As $X_K$ is a smooth manifold, it induces a smooth structure on $\partial X_K$. Similarly, as $\mathbb{R}^4 - int(\rho(X_K))$ is a smooth manifold, it induces a smooth structure on $\partial (\mathbb{R}^4 - int(\rho(X_K)))$. A topological three-manifold admits a unique smooth structure Moise. Thus, the smooth structure on $\partial X_K$ is the same as that on $\partial (\mathbb{R}^4 - int(\rho(X_K)))$. Hence, $\partial X_K$ and $\partial (\mathbb{R}^4 - int(\rho(X_K)))$ are diffeomorphic. 
The diffeomorphism of $\partial X_K$ and $\partial (\mathbb{R}^4 - int(\rho(X_K)))$  can be used to join $X_K$ and $\mathbb{R}^4 - int(\rho(X_K))$ along their respective boundaries forming a smooth manifold $R$. Obviously, $R$ is homeomorphic to  $\mathbb{R}^4$.
We will now prove, by contradiction, that $R$ is exotic. Let us assume $R$ is diffeomorphic to  $\mathbb{R}^4$. Thus, there exists a diffeomorphism $\varphi: R \rightarrow \mathbb{R}^4$. The restriction of this diffeomorphism to $X_K$, which is smoothly embedded in $R$, is a smooth embedding of $X_K$ into $\mathbb{R}^4$. However, Lemma 1 implies such a smooth embedding exists if and only if $K$ is smoothly slice. But, by hypothesis, $K$ is not smoothly slice. Thus, our assumption that there exists a diffeomorphism $\varphi: R \rightarrow \mathbb{R}^4$ leads to a contradiction. Therefore, no such diffeomorphism exists. Hence, $R$ is exotic, homeomorphic but not diffeomorphic to $\mathbb{R}^4$.
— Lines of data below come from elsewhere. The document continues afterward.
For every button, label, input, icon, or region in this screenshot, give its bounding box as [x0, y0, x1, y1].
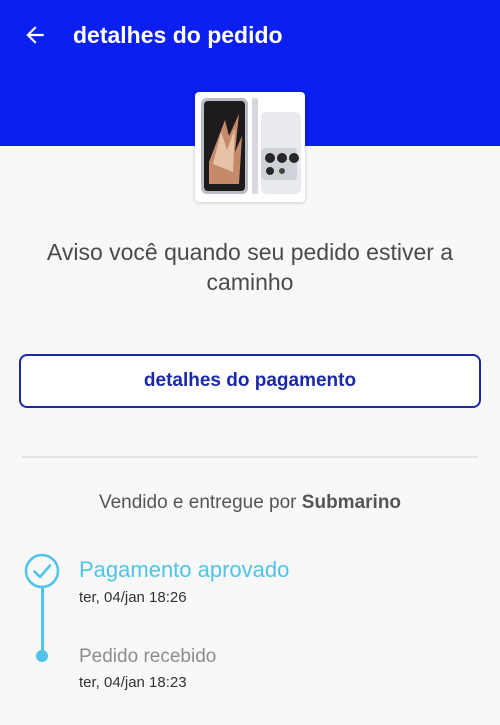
seller-prefix: Vendido e entregue por — [98, 492, 302, 513]
product-image[interactable] — [195, 92, 305, 202]
dot-icon — [36, 650, 48, 662]
payment-details-button[interactable]: detalhes do pagamento — [19, 354, 481, 408]
step-date: ter, 04/jan 18:26 — [79, 589, 187, 606]
payment-details-label: detalhes do pagamento — [143, 370, 357, 391]
smartphone-product-image — [199, 96, 301, 198]
seller-name: Submarino — [301, 492, 402, 513]
step-title: Pedido recebido — [79, 646, 217, 667]
back-button[interactable] — [20, 20, 50, 50]
step-title: Pagamento aprovado — [79, 557, 290, 582]
delivery-notice: Aviso você quando seu pedido estiver a c… — [46, 239, 454, 295]
timeline-line — [41, 586, 44, 656]
seller-info: Vendido e entregue por Submarino — [0, 490, 500, 516]
step-date: ter, 04/jan 18:23 — [79, 674, 187, 691]
page-title: detalhes do pedido — [73, 22, 283, 48]
arrow-left-icon — [26, 26, 44, 44]
divider — [22, 456, 478, 458]
check-circle-icon — [24, 553, 60, 589]
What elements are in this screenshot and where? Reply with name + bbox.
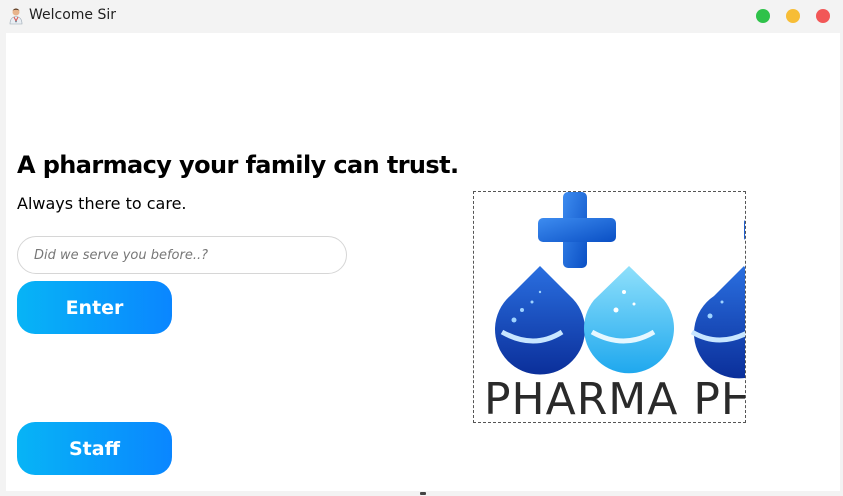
close-button[interactable]: [816, 9, 830, 23]
page-title: A pharmacy your family can trust.: [17, 151, 459, 179]
water-drop-icon: [495, 266, 585, 375]
staff-button[interactable]: Staff: [17, 422, 172, 475]
resize-grip[interactable]: [420, 492, 426, 495]
water-drop-icon: [584, 266, 674, 374]
maximize-button[interactable]: [756, 9, 770, 23]
enter-button[interactable]: Enter: [17, 281, 172, 334]
medical-cross-icon: [538, 192, 616, 268]
customer-search-input[interactable]: [17, 236, 347, 274]
pharma-logo: PHARMA PH: [473, 191, 746, 423]
water-drop-icon: [690, 266, 745, 379]
main-content: A pharmacy your family can trust. Always…: [6, 33, 840, 491]
tagline: Always there to care.: [17, 194, 187, 213]
window-title: Welcome Sir: [29, 7, 117, 23]
title-bar: Welcome Sir: [0, 0, 843, 32]
pharma-wordmark: PHARMA PH: [484, 374, 746, 423]
doctor-icon: [9, 8, 23, 25]
minimize-button[interactable]: [786, 9, 800, 23]
app-window: Welcome Sir A pharmacy your family can t…: [0, 0, 843, 496]
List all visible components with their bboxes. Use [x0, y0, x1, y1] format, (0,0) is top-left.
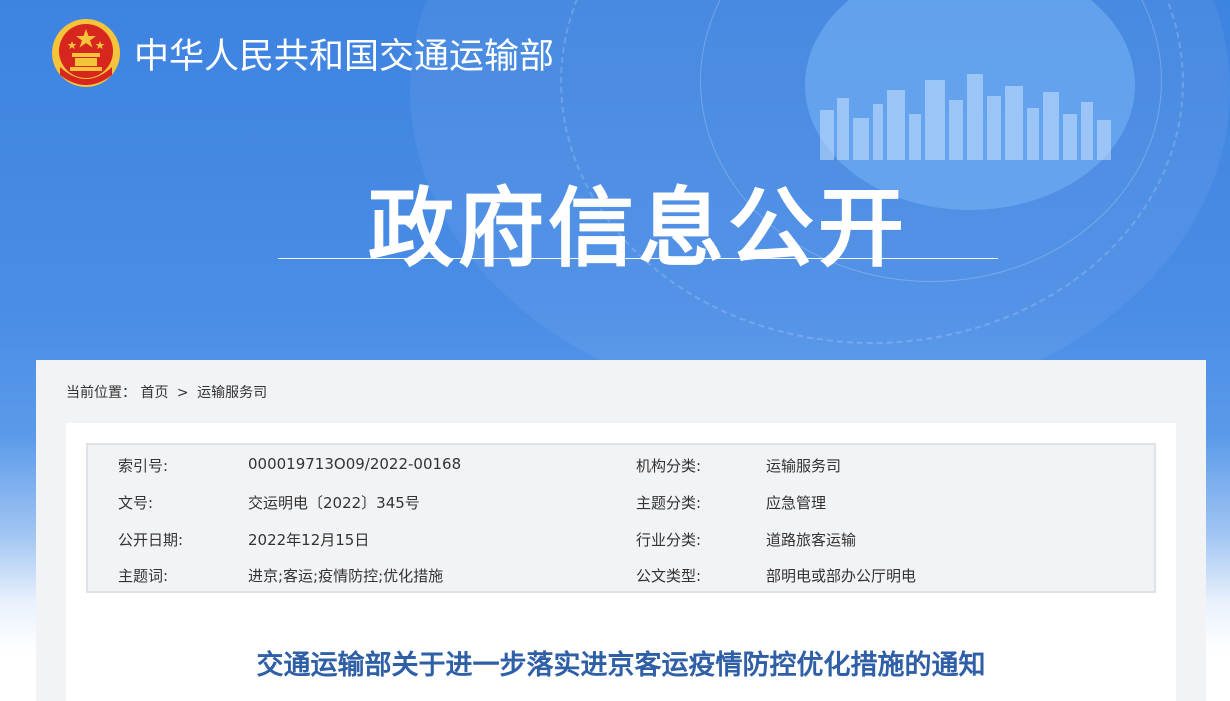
metadata-label: 主题词:: [118, 567, 169, 585]
breadcrumb-home-link[interactable]: 首页: [140, 382, 168, 402]
metadata-label: 公开日期:: [118, 531, 184, 549]
metadata-label: 公文类型:: [636, 567, 702, 585]
metadata-value: 交运明电〔2022〕345号: [248, 494, 420, 512]
breadcrumb-separator: >: [176, 385, 189, 401]
metadata-row: 索引号: 000019713O09/2022-00168 机构分类: 运输服务司: [88, 447, 1154, 484]
city-skyline-graphic: [820, 74, 1111, 160]
metadata-label: 文号:: [118, 494, 154, 512]
metadata-row: 主题词: 进京;客运;疫情防控;优化措施 公文类型: 部明电或部办公厅明电: [88, 557, 1154, 594]
national-emblem-icon: [52, 19, 120, 87]
article-content: 索引号: 000019713O09/2022-00168 机构分类: 运输服务司…: [66, 423, 1176, 701]
metadata-row: 公开日期: 2022年12月15日 行业分类: 道路旅客运输: [88, 521, 1154, 558]
metadata-value: 应急管理: [766, 494, 827, 512]
metadata-value: 2022年12月15日: [248, 531, 370, 549]
ministry-name: 中华人民共和国交通运输部: [134, 36, 555, 77]
metadata-value: 进京;客运;疫情防控;优化措施: [248, 567, 444, 585]
main-panel: 当前位置： 首页 > 运输服务司 索引号: 000019713O09/2022-…: [36, 360, 1206, 701]
metadata-value: 000019713O09/2022-00168: [248, 455, 462, 473]
site-logo[interactable]: 中华人民共和国交通运输部: [50, 16, 554, 90]
metadata-value: 运输服务司: [766, 457, 842, 475]
breadcrumb: 当前位置： 首页 > 运输服务司: [66, 382, 267, 402]
breadcrumb-label: 当前位置：: [66, 385, 136, 401]
breadcrumb-department-link[interactable]: 运输服务司: [197, 382, 267, 402]
metadata-value: 道路旅客运输: [766, 531, 857, 549]
metadata-label: 行业分类:: [636, 531, 702, 549]
title-underline: [278, 258, 998, 259]
metadata-label: 机构分类:: [636, 457, 702, 475]
section-title: 政府信息公开: [368, 179, 908, 279]
metadata-value: 部明电或部办公厅明电: [766, 567, 917, 585]
document-title: 交通运输部关于进一步落实进京客运疫情防控优化措施的通知: [256, 650, 986, 681]
metadata-label: 主题分类:: [636, 494, 702, 512]
document-metadata-table: 索引号: 000019713O09/2022-00168 机构分类: 运输服务司…: [86, 443, 1156, 593]
metadata-row: 文号: 交运明电〔2022〕345号 主题分类: 应急管理: [88, 484, 1154, 521]
metadata-label: 索引号:: [118, 457, 169, 475]
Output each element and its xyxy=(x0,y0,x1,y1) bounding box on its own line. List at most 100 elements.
Finally, we prove $R$ is large. $X_K$, by construction, is compact. Also, by construction, $X_K$ is a smooth submanifold of $R$, an exotic $\mathbb{R}^4$. By hypothesis, $K$ is not smoothly slice. Thus, Lemma 1 implies $X_K$ can not smoothly embed in $\mathbb{R}^4$. Hence, we conclude, $R$ is large. QED.
A: From Jacob Rasmussen's paper "Knot polynomials and knot homologies",  arXiv:math/0504045, p.13 of ArXiv version:

Bob Gompf kindly pointed out another such application [of Rasmussen's $s$-invariant, a concordance invariant of knots extracted from Khovanov homology]. Namely, $s$ can also be used to give a gauge-theory free proof of the existence of an exotic $\mathbb{R}^4$. Indeed, Gompf has shown that to construct such a manifold, it suffices to exhibit a knot $K$ which is topologically but not smoothly slice (see Gompf and Stipsicz, "4-manifolds and Kirby calculus", p. 522 for a proof). By a theorem of Freedman, any knot with Alexander polynomial 1 is topologically slice, so we need only find a knot $K$ with $\Delta_K(t)=1$ and $s(K) \neq 1$. It is not difficult to provide such a knot - for example, the $(-3,5,7)$ pretzel knot will do.